With EU cream prices trading at a relatively stable level of between 5100–5500 FCA in the last month, butter and cream have almost ‘touched’ in terms of valorisation in recent days. We could say that (Polish) cream prices need to drop further in order to reduce butter prices in the coming weeks. With the current surplus milk intake in Europe, combined with the fact that cream prices historically/seasonally go down in Q1, we can expect this to happen in the coming month.
But even if cream prices do not drop, we are expecting Irish producers to return to the market by the end of January, with their first offers for butter in a month. Even with a stable cream price, as the Irish mainly churn cream into butter, these butter offers will be competitive on the European market.

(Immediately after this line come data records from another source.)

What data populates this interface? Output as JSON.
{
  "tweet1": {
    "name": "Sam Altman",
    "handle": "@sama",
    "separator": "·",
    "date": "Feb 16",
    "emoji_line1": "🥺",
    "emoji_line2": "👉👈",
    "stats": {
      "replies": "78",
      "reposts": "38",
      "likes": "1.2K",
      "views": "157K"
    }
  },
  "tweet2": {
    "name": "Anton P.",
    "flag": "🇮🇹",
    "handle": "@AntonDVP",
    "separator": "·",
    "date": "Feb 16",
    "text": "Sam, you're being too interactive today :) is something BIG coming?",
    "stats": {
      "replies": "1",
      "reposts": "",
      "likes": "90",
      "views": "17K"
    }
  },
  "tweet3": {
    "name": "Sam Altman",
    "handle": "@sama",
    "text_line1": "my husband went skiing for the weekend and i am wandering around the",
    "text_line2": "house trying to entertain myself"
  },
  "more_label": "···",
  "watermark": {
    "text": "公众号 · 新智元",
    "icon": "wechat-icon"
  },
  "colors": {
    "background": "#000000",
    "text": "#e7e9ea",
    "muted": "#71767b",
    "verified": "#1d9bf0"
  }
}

It is important to bear in mind that Ireland and Poland respectively represent 13% and 11% of European industrial butter production.

The demand side of our network tells us that quite a few businesses still need some coverage for February/March and even more for Q2 onwards. This open demand does not fully apply to the repackers and retail butter producers. They report sales of butter in European supermarkets dropping by 20% over the last few months.

For the first time in 12 months, European butter stocks show a YoY monthly surplus instead of a deficit.

At Bdairy, we see the offer side, combined with normal butter stocks, overcompensating for the open demand.